The weekly issuance of government bonds reached a record low and supply pressure continued to ease. According to wind statistics, in the third week of November, a total of 59.67 billion yuan of local bonds were issued, and the net issuance of local bonds was – 10.36 billion yuan. In terms of classification, the newly issued new bonds included 26.3 billion yuan of new and old general bonds and 33.37 billion yuan of new and old special bonds. In the third week of November, a total of 224.06 billion yuan of treasury bonds were issued, with a net issuance of 179.62 billion yuan. In the third week of November, a total of 62.5 billion yuan of government financial bonds were issued, with a net issuance of – 2.5 billion yuan, compared with 76.76 billion yuan in the previous week. In the fourth week of November, local bonds are expected to issue 420 million yuan. There is only one loan to repay the old and new general debt of 420 million yuan to be issued. The net issuance of local bonds was – 44.38 billion yuan. Treasury bonds are expected to issue 0 billion yuan, and the net issuance of treasury bonds will be – 30.05 billion yuan. In the fourth week of November, the government financial bonds are expected to issue 0 billion yuan, and the net issuance of government financial bonds is – 7 billion yuan. Overall, the supply pressure of interest rate bonds at the end of the year has further eased.

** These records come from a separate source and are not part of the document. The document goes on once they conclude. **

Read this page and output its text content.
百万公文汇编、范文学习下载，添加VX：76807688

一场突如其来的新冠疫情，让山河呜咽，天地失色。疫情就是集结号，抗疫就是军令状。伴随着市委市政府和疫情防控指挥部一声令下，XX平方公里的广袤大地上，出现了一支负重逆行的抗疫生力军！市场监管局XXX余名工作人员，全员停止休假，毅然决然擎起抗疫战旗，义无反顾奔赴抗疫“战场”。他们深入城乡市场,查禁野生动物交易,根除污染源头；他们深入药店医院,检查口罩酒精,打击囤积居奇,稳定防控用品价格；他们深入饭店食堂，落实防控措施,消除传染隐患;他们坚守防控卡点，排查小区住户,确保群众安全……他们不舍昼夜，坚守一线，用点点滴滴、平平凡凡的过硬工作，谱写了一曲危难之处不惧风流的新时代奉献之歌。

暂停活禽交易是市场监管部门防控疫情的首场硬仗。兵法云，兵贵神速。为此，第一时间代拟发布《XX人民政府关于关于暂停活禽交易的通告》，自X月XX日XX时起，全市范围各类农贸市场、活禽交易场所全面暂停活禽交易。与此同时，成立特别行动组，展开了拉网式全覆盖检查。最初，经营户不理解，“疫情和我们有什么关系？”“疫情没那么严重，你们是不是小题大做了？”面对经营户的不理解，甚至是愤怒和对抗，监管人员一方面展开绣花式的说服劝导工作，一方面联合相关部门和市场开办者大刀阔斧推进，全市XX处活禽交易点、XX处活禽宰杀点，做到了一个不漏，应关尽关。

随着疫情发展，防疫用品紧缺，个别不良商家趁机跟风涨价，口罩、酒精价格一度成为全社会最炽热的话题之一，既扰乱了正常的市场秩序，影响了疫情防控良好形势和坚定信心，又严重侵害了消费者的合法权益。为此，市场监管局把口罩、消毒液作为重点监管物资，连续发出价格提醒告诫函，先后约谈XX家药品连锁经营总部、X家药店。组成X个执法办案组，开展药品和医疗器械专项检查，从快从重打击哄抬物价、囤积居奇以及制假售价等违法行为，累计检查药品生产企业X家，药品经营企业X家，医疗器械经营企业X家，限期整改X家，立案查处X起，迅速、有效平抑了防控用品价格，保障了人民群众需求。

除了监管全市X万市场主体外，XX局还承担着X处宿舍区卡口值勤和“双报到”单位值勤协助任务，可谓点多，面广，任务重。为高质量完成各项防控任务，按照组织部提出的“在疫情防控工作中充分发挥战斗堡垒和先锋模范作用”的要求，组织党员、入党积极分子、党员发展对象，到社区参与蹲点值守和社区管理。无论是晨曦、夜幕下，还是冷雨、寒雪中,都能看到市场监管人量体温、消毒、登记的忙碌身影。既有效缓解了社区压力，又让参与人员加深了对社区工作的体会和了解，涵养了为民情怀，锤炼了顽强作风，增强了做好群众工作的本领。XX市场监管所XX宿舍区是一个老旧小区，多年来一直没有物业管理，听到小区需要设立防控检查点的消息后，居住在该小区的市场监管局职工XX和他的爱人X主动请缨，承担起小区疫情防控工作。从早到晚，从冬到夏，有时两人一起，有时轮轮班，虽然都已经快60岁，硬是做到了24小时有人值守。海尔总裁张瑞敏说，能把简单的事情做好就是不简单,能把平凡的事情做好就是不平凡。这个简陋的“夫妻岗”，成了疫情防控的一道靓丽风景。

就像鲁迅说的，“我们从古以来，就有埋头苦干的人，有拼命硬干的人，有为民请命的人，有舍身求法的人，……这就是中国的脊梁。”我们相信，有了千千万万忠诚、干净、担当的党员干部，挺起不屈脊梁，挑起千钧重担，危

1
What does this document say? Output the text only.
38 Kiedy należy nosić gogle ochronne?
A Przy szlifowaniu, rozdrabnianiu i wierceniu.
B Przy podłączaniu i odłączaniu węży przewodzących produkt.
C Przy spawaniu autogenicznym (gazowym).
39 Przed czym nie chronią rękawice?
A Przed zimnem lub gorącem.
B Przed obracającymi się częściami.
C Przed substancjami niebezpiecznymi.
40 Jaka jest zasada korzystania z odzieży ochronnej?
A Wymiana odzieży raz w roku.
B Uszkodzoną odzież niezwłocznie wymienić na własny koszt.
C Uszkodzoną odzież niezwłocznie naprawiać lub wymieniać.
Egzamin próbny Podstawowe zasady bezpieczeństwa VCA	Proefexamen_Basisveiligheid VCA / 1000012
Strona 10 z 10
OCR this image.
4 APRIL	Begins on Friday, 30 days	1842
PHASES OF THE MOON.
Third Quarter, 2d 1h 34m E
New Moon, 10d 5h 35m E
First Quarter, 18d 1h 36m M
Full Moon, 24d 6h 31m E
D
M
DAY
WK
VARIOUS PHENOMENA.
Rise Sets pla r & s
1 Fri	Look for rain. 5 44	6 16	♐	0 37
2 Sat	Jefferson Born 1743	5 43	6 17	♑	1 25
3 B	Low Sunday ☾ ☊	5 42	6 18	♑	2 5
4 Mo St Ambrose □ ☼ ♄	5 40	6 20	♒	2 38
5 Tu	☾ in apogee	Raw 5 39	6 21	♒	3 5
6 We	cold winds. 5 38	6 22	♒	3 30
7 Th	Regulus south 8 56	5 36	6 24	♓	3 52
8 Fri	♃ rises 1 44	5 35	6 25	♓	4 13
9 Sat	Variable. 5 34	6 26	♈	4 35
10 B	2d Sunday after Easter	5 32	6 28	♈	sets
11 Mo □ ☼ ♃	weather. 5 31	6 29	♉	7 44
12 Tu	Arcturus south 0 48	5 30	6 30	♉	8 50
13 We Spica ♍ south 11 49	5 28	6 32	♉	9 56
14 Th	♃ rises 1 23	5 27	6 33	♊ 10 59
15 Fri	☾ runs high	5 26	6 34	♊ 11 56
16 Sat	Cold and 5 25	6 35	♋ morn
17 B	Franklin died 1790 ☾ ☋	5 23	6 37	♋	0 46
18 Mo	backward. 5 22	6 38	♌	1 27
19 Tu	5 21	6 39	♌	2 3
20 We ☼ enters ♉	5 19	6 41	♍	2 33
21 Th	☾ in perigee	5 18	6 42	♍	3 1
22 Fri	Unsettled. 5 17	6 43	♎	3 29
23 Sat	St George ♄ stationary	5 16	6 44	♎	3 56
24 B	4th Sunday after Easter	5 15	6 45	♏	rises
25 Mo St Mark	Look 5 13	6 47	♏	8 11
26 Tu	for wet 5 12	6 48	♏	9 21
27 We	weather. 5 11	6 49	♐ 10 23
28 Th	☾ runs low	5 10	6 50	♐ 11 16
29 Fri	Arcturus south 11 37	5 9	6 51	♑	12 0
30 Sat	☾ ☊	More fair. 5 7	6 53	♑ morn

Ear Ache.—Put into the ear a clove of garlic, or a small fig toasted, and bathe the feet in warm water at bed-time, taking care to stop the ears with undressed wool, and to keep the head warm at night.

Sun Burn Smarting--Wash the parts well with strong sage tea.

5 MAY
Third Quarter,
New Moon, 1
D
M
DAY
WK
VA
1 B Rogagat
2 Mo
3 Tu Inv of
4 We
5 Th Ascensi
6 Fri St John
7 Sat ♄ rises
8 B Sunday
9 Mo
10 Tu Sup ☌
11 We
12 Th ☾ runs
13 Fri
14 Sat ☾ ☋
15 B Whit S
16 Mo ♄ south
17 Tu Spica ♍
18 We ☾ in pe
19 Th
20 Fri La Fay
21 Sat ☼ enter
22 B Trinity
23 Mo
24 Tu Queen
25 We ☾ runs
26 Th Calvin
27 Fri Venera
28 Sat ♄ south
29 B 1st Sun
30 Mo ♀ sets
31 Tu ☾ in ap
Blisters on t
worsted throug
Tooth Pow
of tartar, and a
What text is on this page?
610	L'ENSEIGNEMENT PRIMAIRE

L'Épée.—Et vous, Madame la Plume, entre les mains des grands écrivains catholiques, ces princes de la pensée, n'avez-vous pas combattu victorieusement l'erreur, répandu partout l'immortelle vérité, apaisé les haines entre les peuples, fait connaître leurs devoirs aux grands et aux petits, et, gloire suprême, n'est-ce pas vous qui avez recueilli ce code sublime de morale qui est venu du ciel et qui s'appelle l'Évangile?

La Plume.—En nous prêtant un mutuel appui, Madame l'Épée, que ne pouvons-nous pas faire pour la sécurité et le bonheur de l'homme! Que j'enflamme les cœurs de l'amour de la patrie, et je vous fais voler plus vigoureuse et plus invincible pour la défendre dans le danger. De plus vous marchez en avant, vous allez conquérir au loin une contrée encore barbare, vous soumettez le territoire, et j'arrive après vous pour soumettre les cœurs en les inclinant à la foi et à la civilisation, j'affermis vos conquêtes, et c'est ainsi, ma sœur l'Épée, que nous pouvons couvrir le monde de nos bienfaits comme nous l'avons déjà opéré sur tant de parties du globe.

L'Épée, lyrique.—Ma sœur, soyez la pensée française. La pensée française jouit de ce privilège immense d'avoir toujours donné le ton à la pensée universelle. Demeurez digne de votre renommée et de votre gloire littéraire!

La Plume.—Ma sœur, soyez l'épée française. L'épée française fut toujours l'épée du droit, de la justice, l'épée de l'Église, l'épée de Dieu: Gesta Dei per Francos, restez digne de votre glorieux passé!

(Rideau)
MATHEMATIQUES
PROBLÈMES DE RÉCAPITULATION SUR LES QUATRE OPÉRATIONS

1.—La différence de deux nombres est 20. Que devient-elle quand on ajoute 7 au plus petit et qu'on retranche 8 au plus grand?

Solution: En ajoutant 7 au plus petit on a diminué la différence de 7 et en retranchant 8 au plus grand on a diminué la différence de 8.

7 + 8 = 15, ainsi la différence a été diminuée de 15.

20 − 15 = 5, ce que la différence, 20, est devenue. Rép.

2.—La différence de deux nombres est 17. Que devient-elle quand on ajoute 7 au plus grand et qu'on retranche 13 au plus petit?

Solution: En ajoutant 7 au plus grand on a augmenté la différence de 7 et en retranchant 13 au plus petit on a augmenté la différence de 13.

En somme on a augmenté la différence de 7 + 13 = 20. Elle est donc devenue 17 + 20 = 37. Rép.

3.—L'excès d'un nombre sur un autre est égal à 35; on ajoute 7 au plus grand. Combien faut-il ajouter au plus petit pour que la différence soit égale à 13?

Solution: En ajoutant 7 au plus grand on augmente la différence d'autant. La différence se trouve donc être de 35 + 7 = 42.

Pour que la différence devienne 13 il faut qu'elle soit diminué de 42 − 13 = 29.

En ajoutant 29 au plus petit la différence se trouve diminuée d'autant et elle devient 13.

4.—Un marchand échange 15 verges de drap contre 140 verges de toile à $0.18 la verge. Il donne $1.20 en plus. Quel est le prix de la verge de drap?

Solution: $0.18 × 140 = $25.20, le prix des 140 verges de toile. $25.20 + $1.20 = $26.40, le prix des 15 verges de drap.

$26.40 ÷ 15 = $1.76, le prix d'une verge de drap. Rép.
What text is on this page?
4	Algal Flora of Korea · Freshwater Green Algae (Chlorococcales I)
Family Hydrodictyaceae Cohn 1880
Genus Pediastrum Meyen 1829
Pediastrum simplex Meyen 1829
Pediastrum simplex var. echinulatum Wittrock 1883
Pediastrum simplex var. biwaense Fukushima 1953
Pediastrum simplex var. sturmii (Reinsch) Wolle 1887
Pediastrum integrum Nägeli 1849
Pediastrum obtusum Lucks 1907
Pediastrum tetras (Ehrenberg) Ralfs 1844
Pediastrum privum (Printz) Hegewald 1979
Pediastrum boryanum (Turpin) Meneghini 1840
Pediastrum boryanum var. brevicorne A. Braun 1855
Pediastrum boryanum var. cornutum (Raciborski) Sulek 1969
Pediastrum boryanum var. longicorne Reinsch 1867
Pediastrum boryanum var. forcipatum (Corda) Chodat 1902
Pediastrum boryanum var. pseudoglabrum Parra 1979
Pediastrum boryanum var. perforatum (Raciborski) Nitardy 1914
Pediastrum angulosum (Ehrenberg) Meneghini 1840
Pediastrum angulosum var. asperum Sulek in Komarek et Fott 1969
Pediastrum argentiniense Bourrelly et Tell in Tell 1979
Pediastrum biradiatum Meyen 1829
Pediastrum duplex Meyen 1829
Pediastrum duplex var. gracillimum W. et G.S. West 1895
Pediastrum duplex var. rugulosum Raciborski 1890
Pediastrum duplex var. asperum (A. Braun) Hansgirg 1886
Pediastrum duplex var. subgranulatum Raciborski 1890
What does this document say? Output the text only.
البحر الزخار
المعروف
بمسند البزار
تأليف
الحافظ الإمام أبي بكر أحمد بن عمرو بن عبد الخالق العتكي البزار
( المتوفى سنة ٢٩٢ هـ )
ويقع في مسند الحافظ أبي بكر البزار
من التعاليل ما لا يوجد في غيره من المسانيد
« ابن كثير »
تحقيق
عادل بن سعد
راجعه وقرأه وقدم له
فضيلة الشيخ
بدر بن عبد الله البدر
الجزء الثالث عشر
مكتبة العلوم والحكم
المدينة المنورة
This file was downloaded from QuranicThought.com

The central bank released liquidity again to maintain stability. After the default of Yongmei, the credit bonds plummeted. At the beginning of last week, the market predicted that the central bank would immediately rescue the state-owned enterprise belief. However, what we saw last week was that the central bank extended MLF in excess on Monday. However, from Tuesday, the central bank began to gradually withdraw funds, and the net withdrawal of maturity funds of reverse repurchase was 250 billion yuan, indicating that the central bank has no intention to put too much liquidity into the market. According to the past logic, in the stage of concentrated default of credit bonds, in order to alleviate the liquidity shock, the central bank will never withdraw funds. The central bank’s bond market continued to fall. Fortunately, after the CFA set the default of centralized credit at the end of last week, the central bank continued to release a small amount of net funds this week, which is another continuous injection of liquidity to the market after a week. Market pessimism further eased, short-term bond market oversold rebound is expected to continue.